Per intervenire e modificare gli edifici e gli appartamenti, oggi con le novità introdotte dallo ’Sblocca Italia’ sono state semplificate alcune procedure e abbattuti alcuni costi, previsti dall’attuale norma (come ricorda uno spot del Governo trasmesso da fine gennaio su radio e tv). Tutto più semplice? A parole, sì. Secondo spot nazionale che sta andando in onda sulle principali emittenti si può ristrutturare l’appartamento – apportando modifiche su alcune sue parti, come l’apertura di porte interne o lo spostamento di pareti -, realizzare e migliorare i servizi igienico-sanitari e tecnologici. Può anche essere diviso un alloggio grande in due più piccoli o unite stanze contigue (sia sullo stesso piano, sia su piani differenti) per realizzarne uno più grande. Tra le opere consentite è anche possibile rinnovare e sostituire parti strutturali degli edifici, come scale, pilastri, travi, muri portanti e altro, ma se sono previsti questi tipi di interventi le procedure saranno differenti.
Secondo la pubblicità, per dividere o unire gli appartamenti, si possono fare i lavori senza dover ottenere alcun permesso da parte del Comune. Sarà necessario, prima di dare inizio ai lavori, trasmettere all’Ente, anche semplicemente per via telematica, la Comunicazione di inizio lavori, la così detta Cil, accompagnata da una asseverazione di un tecnico abilitato alla professione.
Spot da ri tirare
“Nella realtà dei fatti – spiega Elio Miani, presidente del collegio dei geometri di Udine – tutto questo non vale per il Friuli Venezia Giulia, che in materia di urbanizzazione ha una propria autonomia e ha legiferato con la legge regionale 19/2009. per questo motivo da noi non valgono tutte le novità che sono decantate dallo spot”.

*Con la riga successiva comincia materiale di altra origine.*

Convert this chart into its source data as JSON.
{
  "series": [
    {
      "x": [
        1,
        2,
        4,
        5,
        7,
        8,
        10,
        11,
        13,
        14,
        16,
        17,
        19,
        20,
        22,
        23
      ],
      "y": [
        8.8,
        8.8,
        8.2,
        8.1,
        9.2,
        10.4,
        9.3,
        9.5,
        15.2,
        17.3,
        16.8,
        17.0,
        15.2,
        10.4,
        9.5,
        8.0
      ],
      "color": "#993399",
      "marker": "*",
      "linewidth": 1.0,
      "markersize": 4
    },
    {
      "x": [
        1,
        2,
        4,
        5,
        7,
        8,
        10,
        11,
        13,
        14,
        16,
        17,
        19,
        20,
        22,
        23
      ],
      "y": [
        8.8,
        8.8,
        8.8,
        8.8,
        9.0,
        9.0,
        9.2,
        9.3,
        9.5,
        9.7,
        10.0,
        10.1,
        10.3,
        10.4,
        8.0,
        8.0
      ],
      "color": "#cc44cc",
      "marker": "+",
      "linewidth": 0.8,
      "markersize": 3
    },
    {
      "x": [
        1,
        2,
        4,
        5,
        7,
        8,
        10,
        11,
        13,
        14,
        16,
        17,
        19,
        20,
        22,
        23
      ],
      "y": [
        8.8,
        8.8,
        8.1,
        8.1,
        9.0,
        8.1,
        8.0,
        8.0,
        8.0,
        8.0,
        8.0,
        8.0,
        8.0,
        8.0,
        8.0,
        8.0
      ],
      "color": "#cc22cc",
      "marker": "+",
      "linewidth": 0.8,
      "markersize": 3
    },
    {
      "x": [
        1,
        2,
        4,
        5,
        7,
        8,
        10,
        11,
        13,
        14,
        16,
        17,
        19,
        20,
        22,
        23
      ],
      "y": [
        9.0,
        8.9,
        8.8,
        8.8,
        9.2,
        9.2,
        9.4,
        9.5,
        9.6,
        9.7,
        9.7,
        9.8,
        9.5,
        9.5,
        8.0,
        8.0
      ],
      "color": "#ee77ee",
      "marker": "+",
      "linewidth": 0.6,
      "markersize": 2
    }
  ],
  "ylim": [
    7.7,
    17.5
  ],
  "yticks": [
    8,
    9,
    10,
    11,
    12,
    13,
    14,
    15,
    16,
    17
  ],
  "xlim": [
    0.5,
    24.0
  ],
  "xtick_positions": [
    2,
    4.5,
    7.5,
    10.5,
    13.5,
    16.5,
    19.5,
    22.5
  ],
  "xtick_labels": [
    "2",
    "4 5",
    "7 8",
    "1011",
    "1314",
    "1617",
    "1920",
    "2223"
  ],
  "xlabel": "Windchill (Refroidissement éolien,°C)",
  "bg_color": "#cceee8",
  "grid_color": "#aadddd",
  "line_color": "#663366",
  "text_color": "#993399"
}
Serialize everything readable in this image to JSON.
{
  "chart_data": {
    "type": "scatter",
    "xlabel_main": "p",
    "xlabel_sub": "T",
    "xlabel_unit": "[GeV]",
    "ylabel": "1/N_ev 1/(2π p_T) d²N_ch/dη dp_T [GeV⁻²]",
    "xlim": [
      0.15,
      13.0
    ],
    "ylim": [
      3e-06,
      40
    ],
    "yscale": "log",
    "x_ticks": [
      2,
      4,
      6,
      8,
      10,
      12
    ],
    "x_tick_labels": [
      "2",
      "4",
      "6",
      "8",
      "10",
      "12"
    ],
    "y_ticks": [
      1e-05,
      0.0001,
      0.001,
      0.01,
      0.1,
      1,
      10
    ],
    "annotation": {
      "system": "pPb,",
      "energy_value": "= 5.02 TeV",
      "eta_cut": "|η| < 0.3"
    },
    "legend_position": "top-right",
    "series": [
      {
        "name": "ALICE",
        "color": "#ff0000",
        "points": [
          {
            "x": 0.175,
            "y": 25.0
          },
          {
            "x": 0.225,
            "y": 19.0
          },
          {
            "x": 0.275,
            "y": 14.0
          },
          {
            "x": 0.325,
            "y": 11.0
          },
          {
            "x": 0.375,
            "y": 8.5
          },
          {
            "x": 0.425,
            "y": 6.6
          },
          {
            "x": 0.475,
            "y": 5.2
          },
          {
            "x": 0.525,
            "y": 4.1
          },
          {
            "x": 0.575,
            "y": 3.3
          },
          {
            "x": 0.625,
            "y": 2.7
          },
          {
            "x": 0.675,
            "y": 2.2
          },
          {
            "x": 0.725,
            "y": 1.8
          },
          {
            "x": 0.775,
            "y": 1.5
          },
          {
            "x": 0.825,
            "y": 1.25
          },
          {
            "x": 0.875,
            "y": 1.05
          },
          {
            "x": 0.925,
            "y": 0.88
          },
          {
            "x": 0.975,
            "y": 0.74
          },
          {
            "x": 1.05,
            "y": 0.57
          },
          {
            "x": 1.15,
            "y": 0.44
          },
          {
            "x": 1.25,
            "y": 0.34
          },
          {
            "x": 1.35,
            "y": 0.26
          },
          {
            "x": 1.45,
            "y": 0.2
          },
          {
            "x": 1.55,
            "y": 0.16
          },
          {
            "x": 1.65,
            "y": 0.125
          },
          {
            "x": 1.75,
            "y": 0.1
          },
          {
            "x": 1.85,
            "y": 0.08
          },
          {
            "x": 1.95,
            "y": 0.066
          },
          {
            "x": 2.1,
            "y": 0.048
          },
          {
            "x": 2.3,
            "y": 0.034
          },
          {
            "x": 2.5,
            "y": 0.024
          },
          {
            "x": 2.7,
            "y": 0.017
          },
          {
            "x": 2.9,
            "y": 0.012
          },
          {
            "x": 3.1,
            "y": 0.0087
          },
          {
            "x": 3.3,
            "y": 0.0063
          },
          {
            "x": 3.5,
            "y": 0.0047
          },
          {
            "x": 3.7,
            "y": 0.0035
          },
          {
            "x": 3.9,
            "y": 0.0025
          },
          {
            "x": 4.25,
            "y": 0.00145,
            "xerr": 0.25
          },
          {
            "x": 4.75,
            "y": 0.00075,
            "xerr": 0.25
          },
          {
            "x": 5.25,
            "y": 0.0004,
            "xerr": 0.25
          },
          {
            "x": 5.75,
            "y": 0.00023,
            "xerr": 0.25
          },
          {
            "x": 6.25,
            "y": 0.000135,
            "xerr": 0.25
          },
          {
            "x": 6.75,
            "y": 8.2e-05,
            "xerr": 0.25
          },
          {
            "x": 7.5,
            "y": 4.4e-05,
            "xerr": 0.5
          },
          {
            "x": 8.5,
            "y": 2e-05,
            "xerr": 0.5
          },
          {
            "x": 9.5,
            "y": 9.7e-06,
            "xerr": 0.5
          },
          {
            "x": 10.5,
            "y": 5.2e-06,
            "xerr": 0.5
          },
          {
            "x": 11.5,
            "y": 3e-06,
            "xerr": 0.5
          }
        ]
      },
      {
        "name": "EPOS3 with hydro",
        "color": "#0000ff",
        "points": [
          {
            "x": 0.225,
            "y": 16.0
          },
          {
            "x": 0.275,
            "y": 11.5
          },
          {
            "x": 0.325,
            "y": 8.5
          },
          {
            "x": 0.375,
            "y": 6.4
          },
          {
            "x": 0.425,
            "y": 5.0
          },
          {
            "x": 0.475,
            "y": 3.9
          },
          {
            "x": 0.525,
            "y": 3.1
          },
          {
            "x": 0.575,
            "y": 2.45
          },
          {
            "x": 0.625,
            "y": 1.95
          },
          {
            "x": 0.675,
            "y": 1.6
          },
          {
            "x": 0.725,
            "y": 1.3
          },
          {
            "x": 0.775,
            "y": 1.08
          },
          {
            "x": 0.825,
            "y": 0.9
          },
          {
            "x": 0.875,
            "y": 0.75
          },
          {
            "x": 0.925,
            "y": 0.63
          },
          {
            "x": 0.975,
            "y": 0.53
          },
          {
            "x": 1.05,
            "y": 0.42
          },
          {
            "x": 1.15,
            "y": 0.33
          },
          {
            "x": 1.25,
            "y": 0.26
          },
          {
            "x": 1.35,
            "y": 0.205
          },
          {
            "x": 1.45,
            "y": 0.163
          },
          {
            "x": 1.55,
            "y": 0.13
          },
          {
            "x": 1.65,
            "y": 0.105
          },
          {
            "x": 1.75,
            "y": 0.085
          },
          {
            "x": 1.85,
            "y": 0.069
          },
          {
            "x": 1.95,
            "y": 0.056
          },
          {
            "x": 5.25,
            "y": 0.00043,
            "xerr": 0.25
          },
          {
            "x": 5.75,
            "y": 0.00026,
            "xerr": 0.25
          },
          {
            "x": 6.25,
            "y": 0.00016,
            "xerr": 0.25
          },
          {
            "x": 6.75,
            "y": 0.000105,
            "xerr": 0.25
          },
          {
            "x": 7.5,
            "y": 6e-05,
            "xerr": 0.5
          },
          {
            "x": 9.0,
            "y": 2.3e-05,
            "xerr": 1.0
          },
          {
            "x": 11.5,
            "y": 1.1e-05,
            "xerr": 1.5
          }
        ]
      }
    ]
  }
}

Ma c’è un altro passaggio che ha fatto infuriare non sono i geometri, ma anche altre categorie di professionisti interessate, nonché l’Agenzia delle entrate. Secondo lo spot televisivo, infatti, l’accatastamento dell’immobile spetterebbe al Comune. “Una follia – dice Miani -, perché in tutti gli uffici comunali non ci possono essere tecnici preparati per questo tipo di operazione. Inoltre, come potrebbero i Comuni rendere gratuita un’operazione che in realtà è onerosa per il cittadino? A questo punto, proprio nel momento in cui si cerca di fare un po’ di chiarezza al Catasto, ecco apparire questa norma che fa sembrare tutto più semplice, ma che in realtà non può trovare attuazione. Il nostro collegio nazionale, ma anche altri sparsi sul territorio, ha già fatto un esposto al Garante della pubblicità, affinché lo spot venga ritirato, in quanto non veritiero”.
Errori che si pagano cari
Quale il pericolo nel concreto? “Il rischio – conclude Miani – è quello che, anche involontariamente, vengano fatti degli abusi edilizi, cosa che potrebbe rendere l’immobile non vendibile in futuro, se non attraverso delle sanatorie che possono essere molto più costose dei 4/500 euro che oggi servono in media per l’accastamento fatto da professionisti qualificati”.